Following McGee's arrest, agents intercepted Exavieria and Echandza plotting to conceal evidence while operating the bugged Escalade. Specifically, Echandza gave Exavieria, a convicted felon, a shoebox full of custom jewelry and a loaded .380 caliber pistol. Exavieria took the jewelry and gun and stashed them in her apartment in west Mobile. Thereafter, on CCTV recordings, Echandza and Exavieria directed a 15-year-old child to find the gun and toss it from a balcony before agents could enter the apartment. When Echandza's teenage son tried to instruct the 15-year-old, her nephew, how to remove the clip from the loaded weapon, Echandza stated, "No, tell him don't do all that. Just drop it off. . . . [H]e ain't got time to do that. We ain't got time to coach him." Exavieria was intercepted admitting that she told her 15-year-old son to toss the gun from the balcony. The child stated that Exavieria texted him, "Get that gun in the shoe box take it out and drop it off the balcony. Now!" Agents found the loaded pistol near a softball field behind the apartment. Exavieria then admitted to agents that she had brought the gun to her apartment from McGee's and Echandza's house.
In 2017, Exavieria was convicted of a federal methamphetamine-trafficking offense in the Southern District of Alabama and received a time-served sentence. As a result, she is prohibited from possessing firearms. In December 2025, while Exavieria was on release pending trial in her case, the court revoked her bond after determining that she had repeatedly violated her conditions of release and lied to the court about it.
U.S. District Judge Terry F. Moorer sentenced Exavieria to serve 20 years in prison-the statutory maximum for her crimes. The court ordered Exavieria to serve a three-year term of supervised release upon her release from prison, during which time she will be subject to drug testing and treatment. The court did not impose a fine, but Judge Moorer ordered Exavieria to pay a total of $200 in special assessments.
The court will sentence McGee and Echandza in August 2026. Each faces a maximum sentence of life imprisonment.
U.S. Attorney Sean P. Costello of the Southern District of Alabama made the announcement.
Homeland Security Investigations, the Federal Bureau of Investigation, the Drug Enforcement Administration, the Bureau of Alcohol, Tobacco, Firearms and Explosives, the Mobile County Sheriff's Office, the Mobile Police Department, the Prichard Police Department, and the Alabama Law Enforcement Agency investigated the case. The United States Marshals Service and several local agencies in Houston, Texas substantially assisted the investigation.

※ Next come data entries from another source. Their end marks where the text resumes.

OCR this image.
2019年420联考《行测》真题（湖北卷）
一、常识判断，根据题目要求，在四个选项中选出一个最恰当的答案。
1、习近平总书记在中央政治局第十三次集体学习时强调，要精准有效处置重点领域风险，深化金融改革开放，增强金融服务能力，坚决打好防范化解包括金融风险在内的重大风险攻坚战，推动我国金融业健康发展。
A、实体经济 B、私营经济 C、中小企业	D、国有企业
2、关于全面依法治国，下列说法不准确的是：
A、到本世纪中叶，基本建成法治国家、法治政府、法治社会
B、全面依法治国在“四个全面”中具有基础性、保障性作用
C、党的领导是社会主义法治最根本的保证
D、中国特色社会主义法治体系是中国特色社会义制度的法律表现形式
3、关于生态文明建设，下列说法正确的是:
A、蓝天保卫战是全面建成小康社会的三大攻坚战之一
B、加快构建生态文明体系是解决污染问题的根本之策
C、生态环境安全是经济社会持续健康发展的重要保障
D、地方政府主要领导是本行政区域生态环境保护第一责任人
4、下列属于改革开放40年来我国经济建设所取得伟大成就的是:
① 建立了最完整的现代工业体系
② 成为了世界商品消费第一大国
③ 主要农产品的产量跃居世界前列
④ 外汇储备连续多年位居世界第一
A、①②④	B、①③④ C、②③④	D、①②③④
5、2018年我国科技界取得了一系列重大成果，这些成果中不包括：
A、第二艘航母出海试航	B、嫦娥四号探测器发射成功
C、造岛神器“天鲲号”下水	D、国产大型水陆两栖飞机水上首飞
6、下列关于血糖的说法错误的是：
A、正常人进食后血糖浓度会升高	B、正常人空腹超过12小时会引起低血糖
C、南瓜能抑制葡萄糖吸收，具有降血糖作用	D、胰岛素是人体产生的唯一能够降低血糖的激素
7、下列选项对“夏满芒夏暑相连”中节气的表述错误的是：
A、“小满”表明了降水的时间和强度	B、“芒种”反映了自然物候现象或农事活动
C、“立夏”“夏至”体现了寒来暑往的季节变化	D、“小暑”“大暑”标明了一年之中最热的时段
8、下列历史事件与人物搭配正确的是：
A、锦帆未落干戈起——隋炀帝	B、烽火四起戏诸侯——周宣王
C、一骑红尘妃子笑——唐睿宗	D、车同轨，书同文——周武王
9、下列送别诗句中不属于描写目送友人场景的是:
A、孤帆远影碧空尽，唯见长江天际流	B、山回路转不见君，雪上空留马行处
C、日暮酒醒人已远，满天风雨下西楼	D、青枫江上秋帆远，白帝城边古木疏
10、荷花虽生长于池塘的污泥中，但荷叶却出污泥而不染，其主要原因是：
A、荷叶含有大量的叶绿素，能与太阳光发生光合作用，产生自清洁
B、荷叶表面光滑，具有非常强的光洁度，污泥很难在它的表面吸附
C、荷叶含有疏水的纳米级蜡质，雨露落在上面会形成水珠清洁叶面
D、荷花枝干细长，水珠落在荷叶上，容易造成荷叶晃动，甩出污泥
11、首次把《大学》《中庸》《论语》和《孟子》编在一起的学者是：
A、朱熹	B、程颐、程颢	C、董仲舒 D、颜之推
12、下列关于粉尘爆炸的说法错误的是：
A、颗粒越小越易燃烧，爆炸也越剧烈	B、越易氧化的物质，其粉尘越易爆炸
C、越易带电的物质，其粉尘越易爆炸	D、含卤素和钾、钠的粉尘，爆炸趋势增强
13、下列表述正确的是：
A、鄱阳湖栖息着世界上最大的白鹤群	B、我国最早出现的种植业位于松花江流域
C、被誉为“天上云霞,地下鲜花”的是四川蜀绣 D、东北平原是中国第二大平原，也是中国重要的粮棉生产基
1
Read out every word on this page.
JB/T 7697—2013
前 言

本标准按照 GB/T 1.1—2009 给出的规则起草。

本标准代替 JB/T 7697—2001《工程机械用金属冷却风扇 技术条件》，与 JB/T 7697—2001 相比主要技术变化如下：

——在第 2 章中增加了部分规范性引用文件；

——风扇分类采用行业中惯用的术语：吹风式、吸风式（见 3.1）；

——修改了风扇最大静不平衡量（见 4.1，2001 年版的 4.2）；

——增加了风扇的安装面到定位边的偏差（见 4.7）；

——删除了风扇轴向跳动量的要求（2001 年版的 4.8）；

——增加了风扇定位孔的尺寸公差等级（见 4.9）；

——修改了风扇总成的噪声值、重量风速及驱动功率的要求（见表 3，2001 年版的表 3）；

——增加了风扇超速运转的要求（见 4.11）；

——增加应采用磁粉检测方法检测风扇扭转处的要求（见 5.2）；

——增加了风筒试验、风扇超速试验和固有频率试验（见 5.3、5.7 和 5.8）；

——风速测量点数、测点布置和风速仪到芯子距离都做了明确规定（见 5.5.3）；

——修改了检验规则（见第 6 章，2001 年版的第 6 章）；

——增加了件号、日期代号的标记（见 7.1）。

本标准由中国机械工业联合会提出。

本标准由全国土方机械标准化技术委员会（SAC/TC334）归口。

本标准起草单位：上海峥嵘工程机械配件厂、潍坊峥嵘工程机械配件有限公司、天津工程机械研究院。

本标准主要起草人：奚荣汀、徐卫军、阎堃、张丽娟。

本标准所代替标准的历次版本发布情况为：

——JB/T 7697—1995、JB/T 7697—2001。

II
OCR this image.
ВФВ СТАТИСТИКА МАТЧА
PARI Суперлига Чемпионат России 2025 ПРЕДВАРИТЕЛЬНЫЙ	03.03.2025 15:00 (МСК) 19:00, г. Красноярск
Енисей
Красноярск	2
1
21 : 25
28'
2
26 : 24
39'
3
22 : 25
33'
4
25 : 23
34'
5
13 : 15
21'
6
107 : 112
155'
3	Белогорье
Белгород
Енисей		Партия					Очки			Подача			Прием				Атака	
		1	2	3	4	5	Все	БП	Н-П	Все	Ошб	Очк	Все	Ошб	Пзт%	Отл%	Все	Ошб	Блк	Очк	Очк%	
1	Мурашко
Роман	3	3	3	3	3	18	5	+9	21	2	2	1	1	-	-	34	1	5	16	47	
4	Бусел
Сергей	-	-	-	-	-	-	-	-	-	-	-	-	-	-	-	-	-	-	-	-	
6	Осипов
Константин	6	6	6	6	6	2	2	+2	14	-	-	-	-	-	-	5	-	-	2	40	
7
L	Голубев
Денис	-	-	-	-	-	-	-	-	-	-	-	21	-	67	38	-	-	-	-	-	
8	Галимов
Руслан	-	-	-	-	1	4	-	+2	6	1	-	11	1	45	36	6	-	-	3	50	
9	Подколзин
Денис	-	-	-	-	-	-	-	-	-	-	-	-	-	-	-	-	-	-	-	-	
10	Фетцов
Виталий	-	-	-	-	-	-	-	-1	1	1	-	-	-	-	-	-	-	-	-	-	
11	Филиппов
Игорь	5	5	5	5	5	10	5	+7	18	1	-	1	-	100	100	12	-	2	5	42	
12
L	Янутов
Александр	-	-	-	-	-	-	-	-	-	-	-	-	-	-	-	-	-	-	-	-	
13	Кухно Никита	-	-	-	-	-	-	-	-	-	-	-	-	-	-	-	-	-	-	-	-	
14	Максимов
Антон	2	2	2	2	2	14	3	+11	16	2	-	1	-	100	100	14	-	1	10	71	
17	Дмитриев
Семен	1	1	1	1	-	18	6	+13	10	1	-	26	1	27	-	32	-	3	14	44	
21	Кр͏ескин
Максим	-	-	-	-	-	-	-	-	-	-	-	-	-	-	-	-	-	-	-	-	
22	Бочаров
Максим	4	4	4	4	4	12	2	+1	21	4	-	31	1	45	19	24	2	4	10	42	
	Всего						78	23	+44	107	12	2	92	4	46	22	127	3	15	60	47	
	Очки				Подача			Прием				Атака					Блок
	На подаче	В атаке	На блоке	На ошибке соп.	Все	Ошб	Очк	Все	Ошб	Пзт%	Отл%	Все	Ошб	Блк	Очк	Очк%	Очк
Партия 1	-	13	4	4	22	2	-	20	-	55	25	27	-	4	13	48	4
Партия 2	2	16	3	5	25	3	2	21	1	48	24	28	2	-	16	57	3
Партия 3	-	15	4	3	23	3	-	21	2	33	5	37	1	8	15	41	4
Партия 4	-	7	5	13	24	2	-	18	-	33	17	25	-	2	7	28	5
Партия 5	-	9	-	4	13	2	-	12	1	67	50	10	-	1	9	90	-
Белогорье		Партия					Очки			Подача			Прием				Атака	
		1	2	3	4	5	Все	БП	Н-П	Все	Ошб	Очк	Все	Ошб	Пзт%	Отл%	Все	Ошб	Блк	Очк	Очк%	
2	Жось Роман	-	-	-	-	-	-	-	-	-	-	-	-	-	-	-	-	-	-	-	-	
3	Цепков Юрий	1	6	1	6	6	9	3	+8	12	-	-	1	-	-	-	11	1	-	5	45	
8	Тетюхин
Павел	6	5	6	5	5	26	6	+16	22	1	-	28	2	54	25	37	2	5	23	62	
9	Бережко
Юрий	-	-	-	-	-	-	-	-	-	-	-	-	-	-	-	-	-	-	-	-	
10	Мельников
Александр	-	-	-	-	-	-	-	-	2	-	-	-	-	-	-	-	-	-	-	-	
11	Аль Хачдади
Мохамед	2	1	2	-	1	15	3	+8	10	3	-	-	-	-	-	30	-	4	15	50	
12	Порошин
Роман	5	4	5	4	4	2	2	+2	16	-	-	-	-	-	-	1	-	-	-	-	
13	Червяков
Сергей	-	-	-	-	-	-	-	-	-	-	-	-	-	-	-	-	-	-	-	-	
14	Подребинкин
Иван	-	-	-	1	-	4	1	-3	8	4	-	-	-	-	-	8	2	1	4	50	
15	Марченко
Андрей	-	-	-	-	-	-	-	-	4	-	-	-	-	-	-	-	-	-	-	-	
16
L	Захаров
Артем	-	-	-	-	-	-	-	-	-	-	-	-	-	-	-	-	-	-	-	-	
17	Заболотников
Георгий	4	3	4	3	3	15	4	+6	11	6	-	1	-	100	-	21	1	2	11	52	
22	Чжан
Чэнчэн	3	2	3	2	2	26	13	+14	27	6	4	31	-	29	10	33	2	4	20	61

Assistant U.S. Attorneys Justin Roller and George May prosecuted the case on behalf of the United States.
This prosecution was part of the Homeland Security Task Force (HSTF) initiative established by Executive Order 14159, Protecting the American People Against Invasion. The HSTF is a whole-of-government partnership dedicated to eliminating criminal cartels, foreign gangs, transnational criminal organizations, and human smuggling and trafficking rings operating in the United States and abroad. Through historic interagency collaboration, the HSTF directs the full might of United States law enforcement towards identifying, investigating, and prosecuting the full spectrum of crimes committed by these organizations, which have long fueled violence and instability within our borders. In performing this work, the HSTF places special emphasis on investigating and prosecuting those engaged in child trafficking or other crimes involving children. The HSTF further utilizes all available tools to prosecute and remove the most violent criminal aliens from the United States. HSTF Mobile comprises agents and officers from, among others, Homeland Security Investigations, the Federal Bureau of Investigation, the Drug Enforcement Administration, and the Bureau of Alcohol, Tobacco, Firearms and Explosives, with the prosecution being led by the United States Attorney's Office for the Southern District of Alabama.